Penurunan Aktivitas Vulkanik dan Potensi Wisata
Penurunan aktivitas vulkanik Gunung Dempo menjadi dasar utama usulan pembukaan jalur pendakian. Laporan dari Pusat Vulkanologi dan Mitigasi Bencana Geologi (PVMBG) menunjukkan tren positif sepanjang periode 1 April hingga 15 Mei 2026. Hal ini memberikan keyakinan bahwa kondisi gunung sudah cukup aman untuk dikunjungi.
Gunung Dempo merupakan destinasi wisata unggulan yang memiliki daya tarik besar, terutama bagi para pendaki dan pecinta alam. Pembukaan kembali jalur ini diharapkan dapat mendongkrak jumlah kunjungan wisatawan, khususnya menjelang perayaan HUT ke-25 Kota Pagar Alam pada Juni 2026 dan peringatan HUT RI. Momen-momen tersebut seringkali menjadi pemicu peningkatan aktivitas pariwisata.
Kebijakan ini juga sejalan dengan pernyataan Gubernur Sumsel Herman Deru sebelumnya yang menyatakan bahwa seluruh destinasi wisata di Gunung Dempo sudah mulai dibuka kembali. Ini menandakan adanya keselarasan visi antara pemerintah daerah dan provinsi dalam mengembangkan potensi pariwisata di kawasan tersebut.
Peran Aparat dan Mitigasi Risiko
Selain dukungan dari eksekutif dan legislatif, Brigade juga mengantongi dukungan dari aparat penegak hukum. Pertemuan dengan Kapolres Pagar Alam yang diwakili oleh Kabag OPS Polres Pagar Alam, AKP Ramsi, menegaskan pentingnya aspek keamanan.
Dalam pertemuan tersebut, pihak kepolisian mengingatkan Brigade agar tetap menjaga koordinasi yang ketat dengan PVMBG dan Kesatuan Pengelolaan Hutan (KPH) sebelum meresmikan pembukaan jalur. Koordinasi berkelanjutan ini krusial untuk memantau kondisi gunung secara real-time dan memastikan keselamatan para pendaki.

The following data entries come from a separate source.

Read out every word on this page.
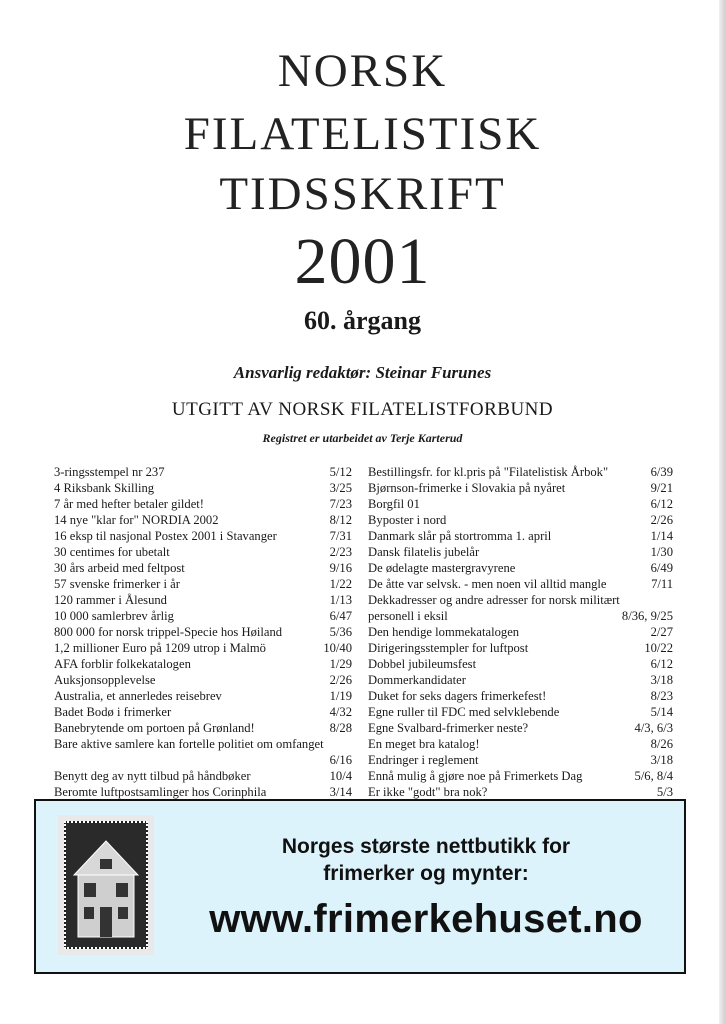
NORSK
FILATELISTISK
TIDSSKRIFT
2001
60. årgang
Ansvarlig redaktør: Steinar Furunes
UTGITT AV NORSK FILATELISTFORBUND
Registret er utarbeidet av Terje Karterud
3-ringsstempel nr 237	5/12
4 Riksbank Skilling	3/25
7 år med hefter betaler gildet!	7/23
14 nye "klar for" NORDIA 2002	8/12
16 eksp til nasjonal Postex 2001 i Stavanger	7/31
30 centimes for ubetalt	2/23
30 års arbeid med feltpost	9/16
57 svenske frimerker i år	1/22
120 rammer i Ålesund	1/13
10 000 samlerbrev årlig	6/47
800 000 for norsk trippel-Specie hos Høiland	5/36
1,2 millioner Euro på 1209 utrop i Malmö	10/40
AFA forblir folkekatalogen	1/29
Auksjonsopplevelse	2/26
Australia, et annerledes reisebrev	1/19
Badet Bodø i frimerker	4/32
Banebrytende om portoen på Grønland!	8/28
Bare aktive samlere kan fortelle politiet om omfanget
6/16
Benytt deg av nytt tilbud på håndbøker	10/4
Beromte luftpostsamlinger hos Corinphila	3/14
Bestillingsfr. for kl.pris på "Filatelistisk Årbok"	6/39
Bjørnson-frimerke i Slovakia på nyåret	9/21
Borgfil 01	6/12
Byposter i nord	2/26
Danmark slår på stortromma 1. april	1/14
Dansk filatelis jubelår	1/30
De ødelagte mastergravyrene	6/49
De åtte var selvsk. - men noen vil alltid mangle	7/11
Dekkadresser og andre adresser for norsk militært
personell i eksil	8/36, 9/25
Den hendige lommekatalogen	2/27
Dirigeringsstempler for luftpost	10/22
Dobbel jubileumsfest	6/12
Dommerkandidater	3/18
Duket for seks dagers frimerkefest!	8/23
Egne ruller til FDC med selvklebende	5/14
Egne Svalbard-frimerker neste?	4/3, 6/3
En meget bra katalog!	8/26
Endringer i reglement	3/18
Ennå mulig å gjøre noe på Frimerkets Dag	5/6, 8/4
Er ikke "godt" bra nok?	5/3
Norges største nettbutikk for
frimerker og mynter:
www.frimerkehuset.no
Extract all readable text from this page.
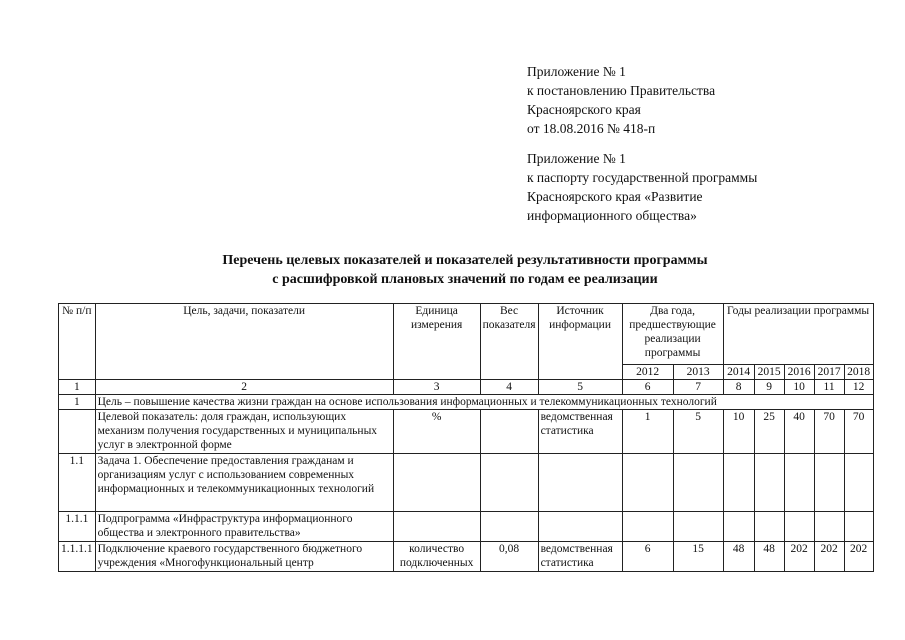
Приложение № 1
к постановлению Правительства
Красноярского края
от 18.08.2016 № 418-п
Приложение № 1
к паспорту государственной программы
Красноярского края «Развитие
информационного общества»
Перечень целевых показателей и показателей результативности программы
с расшифровкой плановых значений по годам ее реализации
№ п/п	Цель, задачи, показатели	Единица измерения	Вес показателя	Источник информации	Два года, предшествующие реализации программы		Годы реализации программы				
					2012	2013	2014	2015	2016	2017	2018
1	2	3	4	5	6	7	8	9	10	11	12
1	Цель – повышение качества жизни граждан на основе использования информационных и телекоммуникационных технологий										
	Целевой показатель: доля граждан, использующих механизм получения государственных и муниципальных услуг в электронной форме	%		ведомственная статистика	1	5	10	25	40	70	70
1.1	Задача 1. Обеспечение предоставления гражданам и организациям услуг с использованием современных информационных и телекоммуникационных технологий										
1.1.1	Подпрограмма «Инфраструктура информационного общества и электронного правительства»										
1.1.1.1	Подключение краевого государственного бюджетного учреждения «Многофункциональный центр	количество подключенных	0,08	ведомственная статистика	6	15	48	48	202	202	202
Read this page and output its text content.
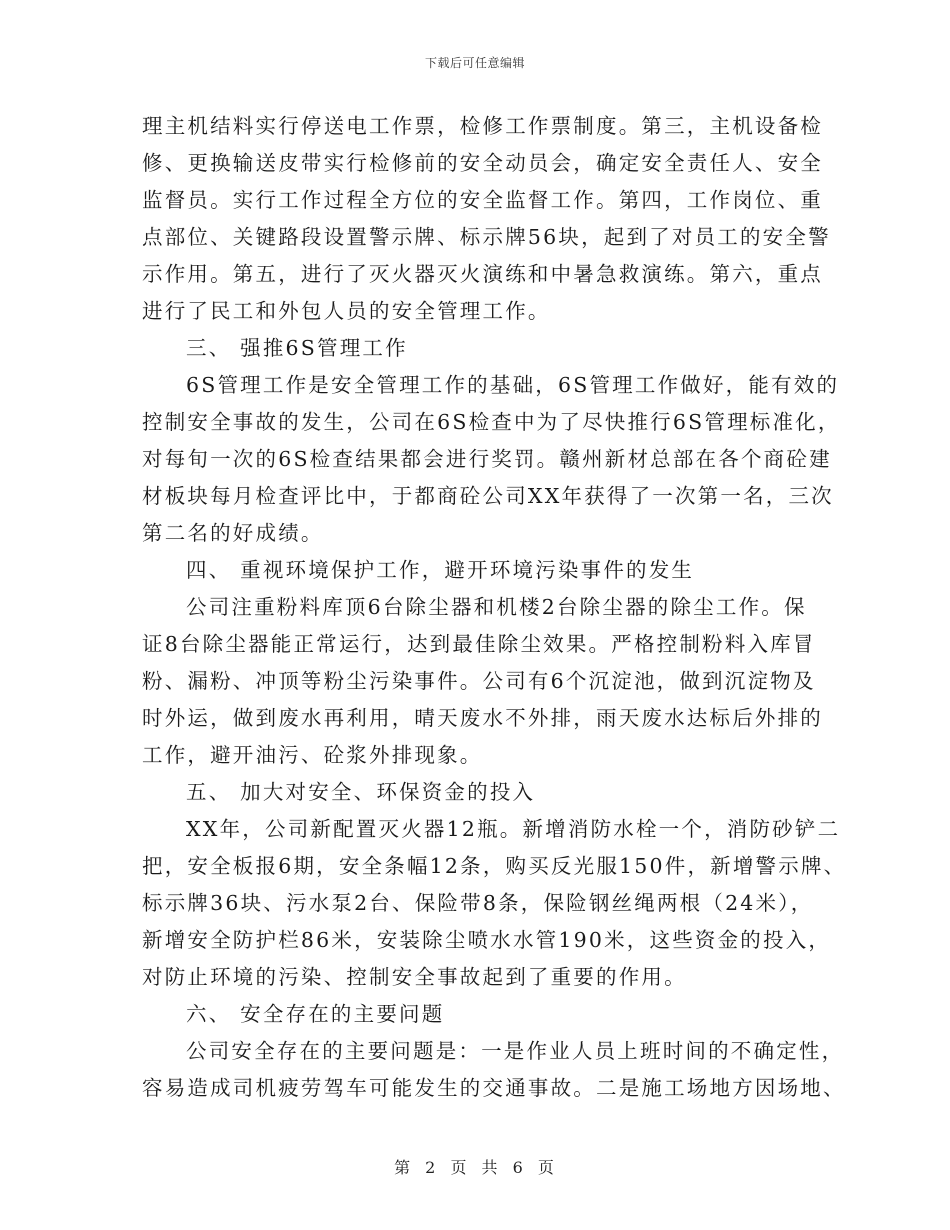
下载后可任意编辑
理主机结料实行停送电工作票，检修工作票制度。第三，主机设备检
修、更换输送皮带实行检修前的安全动员会，确定安全责任人、安全
监督员。实行工作过程全方位的安全监督工作。第四，工作岗位、重
点部位、关键路段设置警示牌、标示牌56块，起到了对员工的安全警
示作用。第五，进行了灭火器灭火演练和中暑急救演练。第六，重点
进行了民工和外包人员的安全管理工作。
三、 强推6S管理工作
6S管理工作是安全管理工作的基础，6S管理工作做好，能有效的
控制安全事故的发生，公司在6S检查中为了尽快推行6S管理标准化，
对每旬一次的6S检查结果都会进行奖罚。赣州新材总部在各个商砼建
材板块每月检查评比中，于都商砼公司XX年获得了一次第一名，三次
第二名的好成绩。
四、 重视环境保护工作，避开环境污染事件的发生
公司注重粉料库顶6台除尘器和机楼2台除尘器的除尘工作。保
证8台除尘器能正常运行，达到最佳除尘效果。严格控制粉料入库冒
粉、漏粉、冲顶等粉尘污染事件。公司有6个沉淀池，做到沉淀物及
时外运，做到废水再利用，晴天废水不外排，雨天废水达标后外排的
工作，避开油污、砼浆外排现象。
五、 加大对安全、环保资金的投入
XX年，公司新配置灭火器12瓶。新增消防水栓一个，消防砂铲二
把，安全板报6期，安全条幅12条，购买反光服150件，新增警示牌、
标示牌36块、污水泵2台、保险带8条，保险钢丝绳两根（24米），
新增安全防护栏86米，安装除尘喷水水管190米，这些资金的投入，
对防止环境的污染、控制安全事故起到了重要的作用。
六、 安全存在的主要问题
公司安全存在的主要问题是：一是作业人员上班时间的不确定性，
容易造成司机疲劳驾车可能发生的交通事故。二是施工场地方因场地、
第 2 页 共 6 页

Langkah-langkah mitigasi risiko ini dinilai sangat penting guna meminimalisasi segala kemungkinan bahaya dan memastikan keamanan para pendaki selama berada di kawasan Gunung Dempo. Dengan pengawasan dan koordinasi yang baik, diharapkan pengalaman mendaki dapat berjalan lancar dan aman bagi semua pengunjung.